March 14, 2022

CHOP Study Suggests New Method for Measuring Quality of Life in Children with Severe Epilepsies

Article published by CHOP News

Researchers from the Epilepsy Neurogenetics Initiative (ENGIN) at Children’s Hospital of Philadelphia (CHOP) found that assessing the days children are minimally impacted by seizures may be a more appropriate method of evaluating severe childhood epilepsies than measuring seizure frequency alone when determining a patient’s quality of life. The findings were published online by the journal Developmental Medicine and Child Neurology.

Developmental and epileptic encephalopathies (DEEs) are a group of severe epilepsies that frequently begin in childhood and significantly impact health and wellbeing. Many of these result in therapy-resistant seizures in addition to other neurological symptoms and medical problems. A significant proportion of severe DEE have a genetic basis.

For this study, CHOP researchers worked with patient advocacy organizations and developed a novel questionnaire that was distributed to primary caregivers of patients with genetic epilepsies. The questionnaire addressed 89 items including demographic characteristics, genetic diagnosis, clinical features and quality of life. A total of 176 responses were received and covered a variety of genetic diagnoses such as mutations of the SCN1A, KCNQ2, and SLC6A1 genes, which result in some of the most common genetic epilepsies in children.

The researchers found that quality of life scores were strongly associated with the number of days minimally disrupted by seizures rather than seizure frequency alone.

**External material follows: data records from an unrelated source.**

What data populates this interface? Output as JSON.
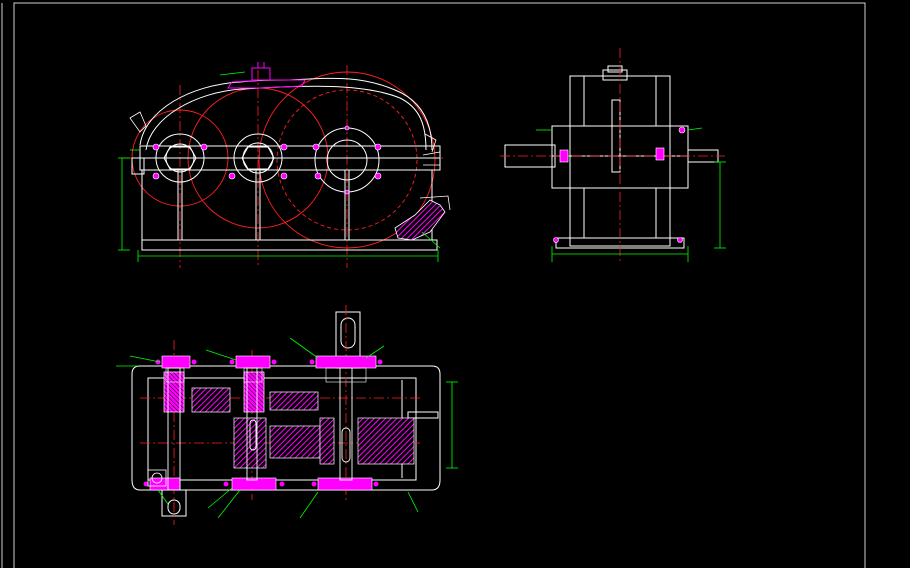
{
  "drawing": {
    "background": "#000000",
    "colors": {
      "outline": "#ffffff",
      "center": "#ff2020",
      "hatch": "#ff00ff",
      "dimension": "#00ff00",
      "frame": "#cfcfcf"
    },
    "views": [
      "front-view",
      "side-view",
      "top-section-view"
    ]
  }
}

Cohen and collaborators also found associations with medication side effects, genetic diagnosis, and whether the patients lived in rural or urban communities. Individuals in this study had significantly lower quality of life scores than those with Rett syndrome, cerebral palsy, autism spectrum disorder, and Down syndrome, highlighting the more severe impact of genetic epilepsies on quality of life compared to other neurodevelopmental disorders.

Ultimately, the researchers found that there was a lack of association between quality of life and reported seizure frequency, which suggests the need to re-evaluate how disease severity is measured in DEEs and genetic epilepsies in a way that is more useful in both present day patient care and future precision medicine clinical trials.